The Last Word
In my opinion, and confirmed by benchmarks both here and on other sites, the Dual G5 is an amazingly quick and powerful computer. It runs quietly (unless you boot it into single user mode and use it that way!) and is capable of some truly impressive number crunching. It also represents the first steps into a whole new performance realm for Apple, and that bodes well for the future.
Things Apple got right with this machine include the overall design; the presence of eight RAM slots; the ingenious airflow management; the easy to work with case; the speed of the CPUs, RAM, video cards, and system bus; and the very well designed inputs on both the back and front of the machine.

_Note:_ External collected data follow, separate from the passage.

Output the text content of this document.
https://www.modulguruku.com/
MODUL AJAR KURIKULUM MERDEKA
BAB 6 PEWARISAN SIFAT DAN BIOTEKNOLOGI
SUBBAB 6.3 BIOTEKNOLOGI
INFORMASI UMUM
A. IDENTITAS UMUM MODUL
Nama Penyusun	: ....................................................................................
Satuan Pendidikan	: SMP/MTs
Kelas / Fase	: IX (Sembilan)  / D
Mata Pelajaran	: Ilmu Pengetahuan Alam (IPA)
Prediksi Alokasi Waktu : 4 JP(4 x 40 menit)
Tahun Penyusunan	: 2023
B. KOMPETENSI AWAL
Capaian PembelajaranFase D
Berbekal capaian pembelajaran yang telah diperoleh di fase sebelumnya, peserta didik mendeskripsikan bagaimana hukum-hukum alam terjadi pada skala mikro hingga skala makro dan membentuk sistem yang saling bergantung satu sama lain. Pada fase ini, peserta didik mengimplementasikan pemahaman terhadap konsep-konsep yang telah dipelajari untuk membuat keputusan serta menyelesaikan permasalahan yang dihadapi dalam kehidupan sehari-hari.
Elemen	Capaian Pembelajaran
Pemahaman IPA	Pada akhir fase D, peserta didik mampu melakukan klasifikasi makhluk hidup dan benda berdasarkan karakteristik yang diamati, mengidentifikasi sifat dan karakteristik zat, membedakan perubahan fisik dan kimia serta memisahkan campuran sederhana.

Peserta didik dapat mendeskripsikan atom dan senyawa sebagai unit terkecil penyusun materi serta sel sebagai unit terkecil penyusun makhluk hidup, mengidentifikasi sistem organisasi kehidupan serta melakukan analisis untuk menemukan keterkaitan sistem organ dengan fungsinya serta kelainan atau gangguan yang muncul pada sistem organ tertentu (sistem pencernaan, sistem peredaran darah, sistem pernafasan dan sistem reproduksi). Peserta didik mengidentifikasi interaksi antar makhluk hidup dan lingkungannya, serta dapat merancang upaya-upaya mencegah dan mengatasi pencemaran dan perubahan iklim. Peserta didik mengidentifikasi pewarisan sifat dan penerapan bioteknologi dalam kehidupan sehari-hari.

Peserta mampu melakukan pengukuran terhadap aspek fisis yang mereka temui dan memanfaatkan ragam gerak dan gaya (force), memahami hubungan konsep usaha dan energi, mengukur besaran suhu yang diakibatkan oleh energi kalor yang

On the downside, I think Apple still needs to come up with a "pro" model that would offer two (or more) externally accessible drive bays, more room inside the case for additional drives and potentially slots for more than three PCI cards. And if Apple can figure out how to put a G5 in a laptop, they'll sell as many as they can make. Lacking either of those options now, however, the Dual G5 is clearly the correct choice for anyone that makes their living pushing their machine to its limits ... and for anyone else who can convince themselves they should be in that category (like me!).
Tech Note - About This Review
This report was created on the Dual G5 using a combination of tools. The HTML pages were created with the 30-day trial version of Dreamweaver MX. I'm sure I probably munged up the HTML/CSS while editing the templates, so place all blame for such errors squarely on my shoulders. Dreamweaver, which ran quite slowly on my G4/733, had no such issues on the G5. About the only thing I noticed is that there's some sort of scrolling glitch that causes the cursor to suddenly jumps to the bottom of a page for no apparent reason. I may very well invest in Dreamweaver for the G5, though I wish the code worked a bit better on slower hardware.
The charts were created in Keynote, all graphics were edited with Photoshop Elements, Snapz Pro X was used for the movie capture and screenshots, and everything was uploaded to the web server with Transmit.